The findings on the effects of glutathione levels on cell signaling pathways provide new ways to intervene in the aging process and treat degenerative diseases.
Oxidative stress, an imbalance between the production of reactive oxygen species and the cells’ antioxidant defenses, associated with human disease and aging.
Oxidative stress can lead to apoptosis or cell death. Acute degenerative diseases, such as stroke, arteriosclerosis, diabetes, Alzheimer’s disease, and Parkinson’s disease, can develop as a result.
We offer assay systems for the detection of GSH, mitochondrial function, ROS changes, and the detection of REDOX glutathione ratio, which can used as an indicator of cell health.
Oxidative stress analysis
Glutathione is the most important and powerful antioxidant in the cell.
Glutathione is also involved in the second stage of biotransformation.
It can appear in reduced form as a monomer (GSH) or in oxidized form as a dimer (GSSG).
The ratio of reduced GSH to oxidized GSSG is an indicator of oxidative stress. Glutathione supplier
Glutathione composed of three amino acids, glutamic acid, cysteine and glycine. In addition to being the main component of the reduction pool, GSH is probably the most important reserve of the amino acid cysteine.
To prevent oxidative stress caused, for example, by reactive oxygen species (ROS), glutathione oxidized and converted from its reduced monomer form to its oxidized dimer form, GSSG.
Glutathione reductase regenerates two molecules of GSH from GSSG, consuming energy in the process.
98% of GSH in the body is in reduced form.
Glutathione level detection
The change of GSH level is very important for the evaluation of cytotoxic response, and is an important indicator of oxidative stress, which may cause apoptosis or cell death.
The kit provides a simple and rapid microplate detection scheme to directly detect the level of total glutathione (GSH+GSSG) and oxidized glutathione (GSSG) in microplate cultured cells, and the ratio of GSH or GSHIGSSG. The results obtained can not only reflect the level of cell health or oxidative stress, but also used for drug development and screening. New compounds have been discovered that can affect the level of GSH in cells.
Detection principle
Glutathione detection:
The GSH probe (luciferin) converted to luciferin under the catalysis of GSH S-transferase and coupled with firefly luciferin reaction, and the final detected stable luminescence signal is proportional to the amount of GSH present in the sample.
Glutathione /GSSG detection:
The total glutathione and GSSG detection reactions carried out in parallel, and one reaction used to detect the amount of total glutathione by converting all glutathione (GSH+GSSG) in the cell lysate to reduced glutathione GSH with a reducing agent.
In another reaction, GSSG reduced to GSH by blocking all GSH with a reagent while leaving GSSG unchanged,
and the amount of oxidized glutathione GSSG was quantified by a luminescent reaction.
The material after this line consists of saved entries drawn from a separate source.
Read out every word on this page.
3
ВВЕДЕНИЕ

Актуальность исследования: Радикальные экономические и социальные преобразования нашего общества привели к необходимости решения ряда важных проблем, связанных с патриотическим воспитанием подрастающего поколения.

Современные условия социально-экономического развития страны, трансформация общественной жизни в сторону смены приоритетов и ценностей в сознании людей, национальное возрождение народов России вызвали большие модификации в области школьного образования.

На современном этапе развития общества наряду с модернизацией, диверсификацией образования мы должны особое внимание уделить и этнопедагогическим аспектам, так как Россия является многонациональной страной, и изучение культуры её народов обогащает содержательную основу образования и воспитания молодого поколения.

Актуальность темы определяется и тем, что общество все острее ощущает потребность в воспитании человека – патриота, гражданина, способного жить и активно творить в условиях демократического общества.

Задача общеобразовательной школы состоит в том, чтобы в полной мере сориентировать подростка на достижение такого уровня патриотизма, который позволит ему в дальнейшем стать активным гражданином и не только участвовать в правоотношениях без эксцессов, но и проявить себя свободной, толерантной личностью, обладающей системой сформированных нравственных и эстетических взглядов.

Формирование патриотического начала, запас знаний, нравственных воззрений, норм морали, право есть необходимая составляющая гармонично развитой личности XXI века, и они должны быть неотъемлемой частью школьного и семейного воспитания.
Since these assays performed directly in a culture hole containing cells,
the loss of glutathione or GSSG minimized and variability reduced.
Application: To detect the change of cellular glutathione induced by the compound
The sensitizing compound sulfoxylamine butylthiamine BSO inhibits the depletion and recovery of GSH in cells
Hela cells (5000 cells/well on a 96-well plate) treated with BSO,
which inhibited GSH synthesis, thereby reducing the cell GSH level.
20hr BSO: GSH detected after cells were treated with BSO for 20 hours.
BSO +Recovery: Cells treated with BSO for 20 hours, then washed twice with PBS and fresh BSO-free medium added. GSH in the cells detected after 40 hours.
40hr BSO: Cells treated with BSO, washed after 20 hours, and then added to fresh media containing BSO. GSH in the cells was detected after 40 hours.
Acetaminophen (APAP) consumes GSH in liver cells
Glutathione Assay used to determine the GSH level in the lysate of adherent cells in 24-well plates.
The GSH standard curve obtained by the detection system used to determine the GSH concentration by interpolation.
GSH decreased significantly after 2 days of treatment with P450 inducer 30μMpregnenolone 16a-carbonitrile (PCN) followed by 5mM paracetaminophen (APAP) for 3 h. However, there little change in GSH level caused by APAP or PCN treatment alone.
Effects of menadione on oxidative stress in A549 lung cancer cells – GSH/GSSG ratio detection
Above: 5000 cells/Wells treated with gradiently-diluted menadione (60 min, 37 ° C). After GSSG detected, the data normalized with the viability test values using a reagent (CTG) to compensate for the toxic effects due to menadione and experimental fluctuations.
Menadione had toxic effects at the two highest concentrations shown after 60 minutes.
Above: The GSH/GSSG ratio determined by measuring GSSG and total glutathione in A549 cells. Menadione had a significant effect on the REDOX state of cells at higher concentrations.